図6は本発明の第2の実施例に係るエンジン作業機のマフラーカバー60を示す部分断面図である。第2の実施例でもマフラーカバー60の側壁が2重構造になっている点で第1の実施例と同じであるが、内壁62と外壁61の構造が異なり、内壁62の上側にシリンダ22に近づくように延びた上壁62aが形成され、マフラー80の少なくとも上側面の少なくとも1/4以上を覆うように構成した。マフラー80は遮熱板66を挟むようにしてシリンダ22にボルト留めされる。遮熱板66は金属製の薄い板であってマフラー80のシリンダ側側面をすべて覆うのに十分な大きさを有し、その上端付近はシリンダ22とは反対側(反シリンダ側)に折り曲げられ、折り曲げ部66aが形成される。第2の実施例では内壁62と遮熱板66によってマフラー収納室が形成され、折り曲げ部66aと上壁62aの間の開口部68bがマフラー収納室への冷却風の導入口になる。
【0031】
ファンケースの内部に配置される冷却ファン63によって生成された冷却風の大部分はシリンダ22の放熱フィンを冷やすように放出され、残りの冷却風は開口部68aを通って矢印65aのようにマフラーカバー60の内部空間に導かれる。その冷却風の一部は、矢印65aのように折り曲げ部66aと上壁62aの間の開口部68bからマフラー収納室(マフラー80が収容される空間)内へ流れ、残りは矢印65d、65eのように流れて開口部69を介して外壁61と内壁62の間の空間に流れる。矢印65bのようにマフラー収納室へ流れた冷却風は、マフラー80の表面をまんべんなく流れて下側のスリット開口60b等から矢印65bのように外部に排出される。尚、下側の開口部はスリット開口60bだけで無く
図5で示した開口部30c、スリット開口30dに相当する開口が同様に設けられる。
【0032】
外壁61と内壁62の上端付近には、開口部69が形成され、冷却風が通過できるように構成される。開口部69はマフラーカバー60の側面の前端から後端まで連絡して構成される訳で無く、
図3で示したように連結部分が形成されるので、例えば前後方向に並んだ複数の開口部として形成される。矢印65aのように流れた冷却風は、開口部69を通過して、矢印65fのように外壁61と内壁62の間の空間を上から下方向に流れ、矢印65gのように外部に排出される。尚、
図5では冷却風の流れを示す矢印は2次元で示しているが、実際にはマフラー80の表面に沿っておおよそ上側から下方向に向かって、開口部に向かってまんべんなく流れるように構成する。
【0033】
第2の実施例では、マフラーカバー60の内壁62の内側(マフラー80側)にアルミテープ84等の輻射熱反射部材を貼り付けた。
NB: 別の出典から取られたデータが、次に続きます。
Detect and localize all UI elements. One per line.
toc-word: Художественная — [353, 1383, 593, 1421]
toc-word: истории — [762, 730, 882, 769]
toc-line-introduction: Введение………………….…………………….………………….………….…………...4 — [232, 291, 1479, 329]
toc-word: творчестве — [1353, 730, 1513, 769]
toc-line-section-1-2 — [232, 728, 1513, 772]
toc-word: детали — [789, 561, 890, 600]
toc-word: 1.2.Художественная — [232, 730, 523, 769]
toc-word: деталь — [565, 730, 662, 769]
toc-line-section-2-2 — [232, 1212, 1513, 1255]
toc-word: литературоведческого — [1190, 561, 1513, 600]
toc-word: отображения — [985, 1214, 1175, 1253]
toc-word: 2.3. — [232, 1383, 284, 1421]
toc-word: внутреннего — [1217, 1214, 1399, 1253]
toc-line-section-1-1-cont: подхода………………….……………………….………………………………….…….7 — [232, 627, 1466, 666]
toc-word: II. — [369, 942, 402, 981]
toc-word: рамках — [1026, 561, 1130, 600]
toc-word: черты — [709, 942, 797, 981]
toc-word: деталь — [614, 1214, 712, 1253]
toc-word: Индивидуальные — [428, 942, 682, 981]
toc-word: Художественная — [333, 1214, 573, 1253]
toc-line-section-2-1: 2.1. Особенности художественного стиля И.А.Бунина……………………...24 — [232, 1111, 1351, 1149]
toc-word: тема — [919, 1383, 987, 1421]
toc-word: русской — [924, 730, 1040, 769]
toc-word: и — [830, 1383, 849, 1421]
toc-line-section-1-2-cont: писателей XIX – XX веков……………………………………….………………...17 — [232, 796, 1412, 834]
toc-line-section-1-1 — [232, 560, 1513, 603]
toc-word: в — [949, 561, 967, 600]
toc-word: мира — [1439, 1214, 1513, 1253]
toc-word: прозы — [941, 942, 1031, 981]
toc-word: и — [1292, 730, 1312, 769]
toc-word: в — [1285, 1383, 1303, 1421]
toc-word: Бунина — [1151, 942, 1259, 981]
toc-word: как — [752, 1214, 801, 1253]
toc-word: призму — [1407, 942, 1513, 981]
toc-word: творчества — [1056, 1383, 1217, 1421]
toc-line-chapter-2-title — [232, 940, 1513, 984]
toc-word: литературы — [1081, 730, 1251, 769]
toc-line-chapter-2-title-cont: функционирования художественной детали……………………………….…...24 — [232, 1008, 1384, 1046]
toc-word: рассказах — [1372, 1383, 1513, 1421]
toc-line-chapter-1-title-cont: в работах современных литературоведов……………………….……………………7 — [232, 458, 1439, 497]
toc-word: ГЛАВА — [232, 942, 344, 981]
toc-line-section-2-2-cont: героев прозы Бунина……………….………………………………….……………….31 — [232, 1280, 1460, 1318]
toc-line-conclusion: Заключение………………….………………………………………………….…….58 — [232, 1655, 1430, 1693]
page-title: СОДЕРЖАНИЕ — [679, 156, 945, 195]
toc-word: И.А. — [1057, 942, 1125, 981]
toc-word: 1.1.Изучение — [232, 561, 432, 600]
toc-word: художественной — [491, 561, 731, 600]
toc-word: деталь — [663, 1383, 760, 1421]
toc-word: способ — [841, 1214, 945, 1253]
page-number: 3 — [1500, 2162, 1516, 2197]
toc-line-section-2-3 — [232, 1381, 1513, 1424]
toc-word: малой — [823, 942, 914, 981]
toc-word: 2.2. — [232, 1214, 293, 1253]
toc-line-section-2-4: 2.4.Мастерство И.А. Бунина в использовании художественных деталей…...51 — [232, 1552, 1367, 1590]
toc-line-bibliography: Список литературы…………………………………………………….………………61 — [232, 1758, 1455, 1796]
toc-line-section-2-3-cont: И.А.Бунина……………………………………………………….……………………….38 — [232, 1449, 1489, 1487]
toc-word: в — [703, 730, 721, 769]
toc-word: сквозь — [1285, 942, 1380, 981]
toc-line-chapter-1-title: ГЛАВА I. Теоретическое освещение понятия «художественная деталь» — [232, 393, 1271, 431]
図では奥行きが斜めになっている内壁62にアルミテープ84を貼っている状態を示したので、複層状に貼っているように見えるが、実際にはアルミテープ84の厚さは0.数mm程度のものでも十分であり、合成樹脂製のマフラーカバー60の左側側面部のほぼ全体を覆うように貼ると良い。このように輻射熱反射部材をマフラー収納室の内壁に貼ることにより、マフラー80からの輻射熱を遮ることができ、副次的にはマフラーカバー60自体の耐熱性向上にもなる。尚、輻射熱反射部材の材質はアルミテープだけに限られずに、輻射熱を防御できる部材であればその他の部材であっても良い。また、アルミテープ84を貼る場所は、マフラー80が特に高温になる部分付近に貼るのが好ましいが、マフラーカバー60の上面内側壁、構面内側壁の開口部を除いた部分すべてに貼るように構成しても良い。
【0034】
以上、本発明を実施例に基づいて説明したが、本発明は上述の実施例に限定されるものではなく、その趣旨を逸脱しない範囲内で種々の変更が可能である。例えば上述したエンジン作業機としてチェンソーの例で説明したが、チェンソーだけでなく、刈払機、カッタ、カルチベータ等のその他の2サイクル又は4サイクルの携帯型、可搬型エンジンを用いた作業機にも同様に適用できる。